Commentary

Warren Johnson trying to stay Pro Stock's grand master

Warren Johnson dominated Pro stock for two decades, but hasn't won a title since 2001. You can bet he's working feverishly to rectify that, writes Bill Stephens.

Updated: August 13, 2008, 9:17 PM ET
By Bill Stephens | Special to ESPN.com

"That's racing," shrugged Warren Johnson.

It's become a typical response from the winningest driver in NHRA Pro Stock history, whenever he is asked about his most recent quarter-mile defeat. This time, the loss was a particularly disappointing one, on a holeshot, at the hands of V. Gaines -- a driver who has exactly 93 fewer career national event wins than the man who has come to be known as "The Professor." And the loss came Sunday at the 27th Lucas Oil Nationals in Brainerd, Minn., Johnson's home state.

"That's racing."

Johnson celebrated his 65th birthday on July 7. While men his age usually observe such occasions in the company of family and friends with the traditional offering of gifts, ceremonial cutting of the birthday cake after blowing out the candles, and relaxing in an easy chair to conclude the day, Johnson had other birthday plans.

With the exhausting Western Swing commencing on July 11 in Denver, Johnson and his son, Kurt, were obsessed with preparing their two Pro Stock machines for the upcoming trek.

"I grew up in Minnesota," reminds Warren. "When you grow up in that part of the world, you develop a serious work ethic. Nobody comes around and does your work for you and if you hope to succeed, there's a lot of work involved. I enjoy relaxing as much as the next guy, but it can't come at the expense of getting my job done."

Better known to most drag racing fans as WJ, Warren has won six Pro Stock championships, second on the all-time list only to Bob Glidden's 10. He is second all-time with 96 national event wins, trailing only the 126 of Funny Car's John Force. But Warren's current production is far below the levels which he rang up in the 1980s and 1990s, when his race victories, No. 1 qualifying positions, and national records -- not to mention track records -- were almost too numerous to count.

The last time WJ appeared in a POWERade winner's circle was back in February, 2006, in Phoenix. This season his best weekend to date occurred at the Route 66 Nationals in Chicago in June, where he advanced to the semifinals. With a 7-15 round record after 16 races, he continues to search for the dominance and consistent performance upon which his legendary status was built.

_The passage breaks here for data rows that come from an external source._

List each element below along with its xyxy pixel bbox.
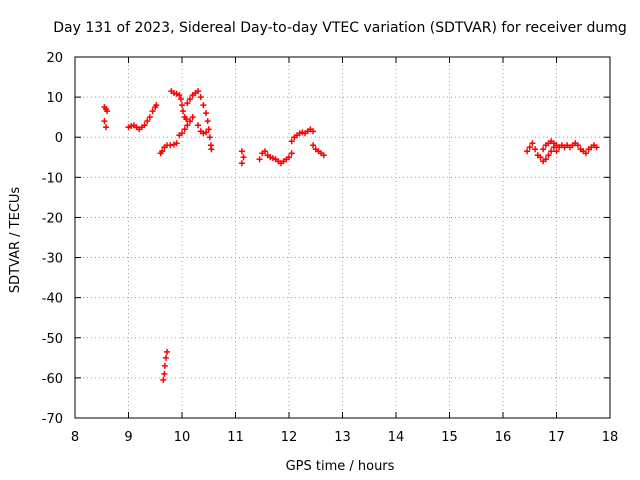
data-point — [184, 122, 191, 129]
data-point — [540, 146, 547, 153]
data-point — [187, 96, 194, 103]
data-point — [176, 92, 183, 99]
data-point — [548, 148, 555, 155]
data-point — [310, 128, 317, 135]
data-point — [204, 118, 211, 125]
data-point — [532, 146, 539, 153]
data-point — [200, 102, 207, 109]
data-point — [189, 114, 196, 121]
data-point — [183, 116, 190, 123]
data-point — [545, 152, 552, 159]
data-point — [256, 156, 263, 163]
data-point — [195, 88, 202, 95]
y-tick-label: -20 — [42, 211, 63, 226]
data-point — [146, 114, 153, 121]
x-tick-label: 15 — [441, 430, 458, 445]
data-point — [103, 124, 110, 131]
x-tick-label: 18 — [602, 430, 619, 445]
y-tick-label: -70 — [42, 412, 63, 427]
data-point — [187, 118, 194, 125]
y-tick-label: 10 — [46, 91, 63, 106]
y-tick-label: -60 — [42, 372, 63, 387]
data-point — [208, 146, 215, 153]
data-point — [288, 150, 295, 157]
data-point — [286, 154, 292, 161]
data-point — [179, 102, 185, 109]
data-point — [526, 144, 533, 151]
x-tick-label: 11 — [227, 430, 244, 445]
data-point — [582, 150, 589, 157]
data-point — [206, 134, 213, 141]
data-point — [240, 154, 247, 161]
x-tick-label: 16 — [495, 430, 512, 445]
y-axis-label: SDTVAR / TECUs — [8, 187, 23, 294]
data-point — [161, 362, 168, 369]
data-point — [195, 122, 202, 129]
data-point — [141, 122, 148, 129]
y-tick-label: -30 — [42, 252, 63, 267]
data-point — [160, 376, 167, 383]
data-point — [542, 156, 549, 163]
x-tick-label: 10 — [174, 430, 191, 445]
x-tick-label: 9 — [124, 430, 132, 445]
data-point — [180, 108, 187, 115]
data-point — [529, 140, 536, 147]
data-point — [181, 126, 188, 133]
data-point — [524, 148, 531, 155]
data-point — [184, 100, 191, 107]
data-point — [159, 148, 166, 155]
data-point — [203, 129, 210, 136]
data-point — [203, 110, 210, 117]
y-tick-label: -40 — [42, 292, 63, 307]
plot-frame — [74, 56, 611, 419]
data-point — [574, 142, 581, 149]
data-point — [162, 354, 169, 361]
data-point — [261, 148, 268, 155]
data-point — [238, 148, 245, 155]
data-point — [167, 142, 174, 149]
x-tick-label: 17 — [548, 430, 565, 445]
data-point — [153, 102, 160, 109]
data-points — [101, 88, 600, 383]
data-point — [205, 126, 212, 133]
data-point — [164, 348, 171, 355]
data-point — [197, 94, 204, 101]
data-point — [310, 142, 317, 149]
y-tick-label: -50 — [42, 332, 63, 347]
data-point — [104, 108, 111, 115]
x-tick-label: 14 — [388, 430, 405, 445]
x-tick-label: 13 — [334, 430, 351, 445]
x-axis-label: GPS time / hours — [286, 459, 395, 474]
y-tick-label: 20 — [46, 51, 63, 66]
x-tick-label: 8 — [71, 430, 79, 445]
data-point — [288, 138, 295, 145]
x-tick-label: 12 — [281, 430, 298, 445]
data-point — [238, 160, 245, 167]
data-point — [173, 140, 180, 147]
data-point — [144, 118, 151, 125]
y-tick-label: -10 — [42, 171, 63, 186]
data-point — [550, 140, 557, 147]
data-point — [179, 130, 185, 137]
data-point — [149, 108, 156, 115]
y-tick-label: 0 — [55, 131, 63, 146]
data-point — [161, 370, 168, 377]
data-point — [320, 152, 327, 159]
data-point — [537, 154, 544, 161]
data-point — [553, 148, 560, 155]
data-point — [177, 96, 184, 103]
tick-layer: 8 9 10 11 12 13 14 15 16 17 18 20 10 0 -10 -20 -30 -40 -50… — [42, 51, 619, 445]
data-point — [593, 144, 600, 151]
chart-title: Day 131 of 2023, Sidereal Day-to-day VTE… — [53, 20, 627, 36]
data-point — [101, 118, 108, 125]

"We've taken a look at every note, every shred of data, and every other piece of information we've gathered since 2001 [the year of his most recent championship] and searched for any factors which might explain why we haven't run as consistently well," he said. "We switched to the carbon-fiber bodies in 2001 and we've taken a very close look at the setups we used then and what kind of reaction times and 60-foot times we were seeing, hoping to adjust the setups we're using now.

"We're always moving things around in these cars, and we've been taking a look at exactly how it might have affected the performance, seeing if there was a negative effect we hadn't thought of. As we dissected the data, there were a couple things that came up, and we hope to go out and see if we can rectify them."

Warren Johnson
Courtesy of NHRAWarren Johnson hasn't won a national event since 2006, but the 65-year-old is working on it.

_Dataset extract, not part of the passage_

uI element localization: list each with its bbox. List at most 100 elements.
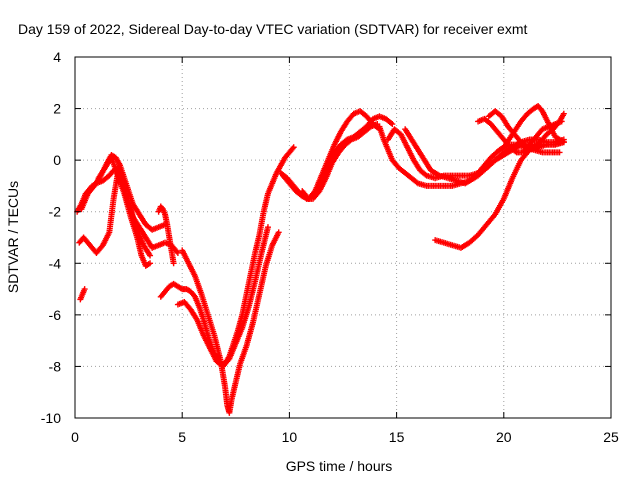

That's another familiar mantra with Warren. Keep working, keep testing, keep looking for a chain of evidence that was perhaps overlooked during the incalculable number of previous investigations.

Much of the father's success rests on the 45-year-old shoulders of the son, Kurt Johnson, or KJ. As the team's designated engine builder, Kurt is responsible for the mechanical magic that churns out the necessary horsepower he and his dad rely on for success. During WJ's heyday, Warren could calmly watch his opponents get the jump on him by as much as 4/100ths of a second at the starting line, knowing that with the horsepower Kurt had put under the hood, he could routinely make up the distance in the first eighth of a mile and cruise past for the win.

Times have changed.

Today, there are enormously talented engine builders and lavishly budgeted engine shops throughout the category which have provided such drivers as Greg Anderson (WJ's former crew chief), Jeg Coughlin Jr., Dave Connolly, and a host of other Pro Stock regulars with more than enough power to fend off all comers -- even the Johnson team.

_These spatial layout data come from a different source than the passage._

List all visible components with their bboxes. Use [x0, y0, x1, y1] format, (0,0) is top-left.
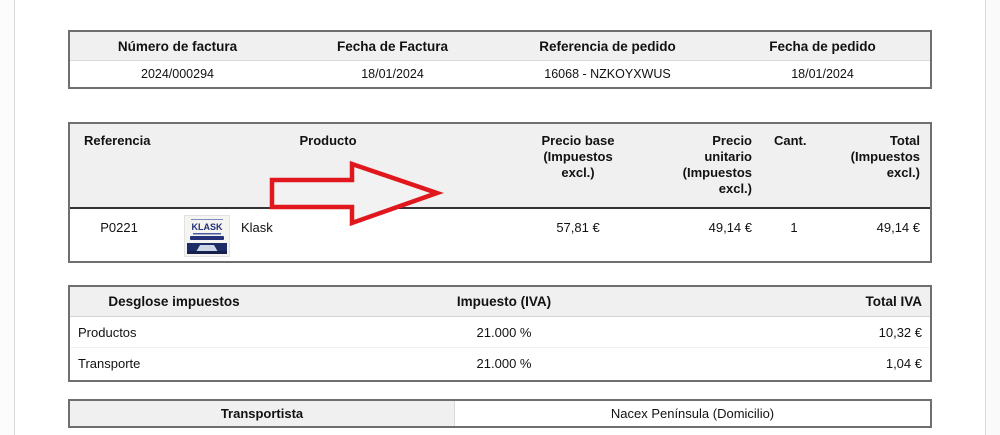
invoice-values-row: 2024/000294 18/01/2024 16068 - NZKOYXWUS… — [70, 61, 930, 87]
product-total: 49,14 € — [876, 220, 920, 235]
products-table: Referencia Producto Precio base (Impuest… — [68, 122, 932, 263]
product-thumbnail: KLASK — [184, 215, 230, 257]
tax-row-transport: Transporte 21.000 % 1,04 € — [70, 348, 930, 379]
invoice-header-table: Número de factura Fecha de Factura Refer… — [68, 30, 932, 89]
order-reference-value: 16068 - NZKOYXWUS — [544, 67, 671, 81]
invoice-date-label: Fecha de Factura — [336, 38, 449, 54]
taxes-table: Desglose impuestos Impuesto (IVA) Total … — [68, 285, 932, 382]
order-date-value: 18/01/2024 — [791, 67, 854, 81]
tax-row-name: Productos — [78, 324, 137, 340]
tax-row-rate: 21.000 % — [476, 356, 532, 371]
tax-row-amount: 1,04 € — [885, 356, 922, 371]
product-brand-text: KLASK — [192, 222, 223, 232]
page-left-margin — [0, 0, 15, 435]
product-row: P0221 KLASK Klask 57,81 € 49,14 € 1 49,1… — [70, 209, 930, 261]
tax-breakdown-header: Desglose impuestos — [108, 294, 240, 309]
products-header-row: Referencia Producto Precio base (Impuest… — [70, 124, 930, 209]
tax-row-name: Transporte — [78, 356, 141, 371]
invoice-number-value: 2024/000294 — [141, 67, 214, 81]
quantity-header: Cant. — [774, 133, 807, 148]
product-name: Klask — [241, 220, 273, 235]
product-quantity: 1 — [790, 220, 798, 235]
product-cell: KLASK Klask — [168, 209, 488, 261]
carrier-label: Transportista — [70, 401, 455, 426]
order-reference-label: Referencia de pedido — [539, 38, 676, 54]
product-reference: P0221 — [100, 220, 138, 235]
order-date-label: Fecha de pedido — [769, 38, 876, 54]
product-header: Producto — [299, 133, 357, 148]
carrier-table: Transportista Nacex Península (Domicilio… — [68, 399, 932, 428]
total-header: Total (Impuestos excl.) — [850, 133, 920, 180]
product-unit-price: 49,14 € — [708, 220, 752, 235]
taxes-header-row: Desglose impuestos Impuesto (IVA) Total … — [70, 287, 930, 317]
carrier-value: Nacex Península (Domicilio) — [610, 406, 775, 421]
tax-row-rate: 21.000 % — [476, 324, 532, 340]
invoice-number-label: Número de factura — [117, 38, 238, 54]
base-price-header: Precio base (Impuestos excl.) — [541, 133, 615, 180]
page-right-margin — [985, 0, 1000, 435]
reference-header: Referencia — [84, 133, 151, 148]
tax-rate-header: Impuesto (IVA) — [456, 294, 552, 309]
tax-row-products: Productos 21.000 % 10,32 € — [70, 317, 930, 348]
invoice-header-row: Número de factura Fecha de Factura Refer… — [70, 32, 930, 61]
invoice-date-value: 18/01/2024 — [361, 67, 424, 81]
invoice-document: Número de factura Fecha de Factura Refer… — [15, 0, 985, 435]
unit-price-header: Precio unitario (Impuestos excl.) — [682, 133, 752, 196]
tax-row-amount: 10,32 € — [878, 324, 922, 340]
product-base-price: 57,81 € — [556, 220, 600, 235]
tax-total-header: Total IVA — [865, 294, 923, 309]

"It's definitely more competitive today," admitted Kurt, who picked up the event title in Brainerd last Sunday. "When Dad was winning all his championships, there were only one or two other drivers who could bring enough horsepower to the line to be a serious threat. But now, the best teams along with everyone else are a lot closer together power-wise than they've ever been, and that makes it tougher on race day."

With young guns running rampant throughout the class and engine technology no longer a cryptic science possessed only by a very select group, Warren Johnson remains determined to turn back the clock and regain the winning edge he brandished for over 20 years. He announced his retirement prior to the 2005 season, but reconsidered, got back to work, and hasn't brought that topic up since.

"When I decide to climb out of the driver's seat," he said, "I'll probably put someone else in there, but it would have to be someone who shares the same work ethic we do. Until then, I'll keep doing my job and having as much fun as I can."

Because that's racing.

Bill Stephens covers the NHRA for ESPN.com.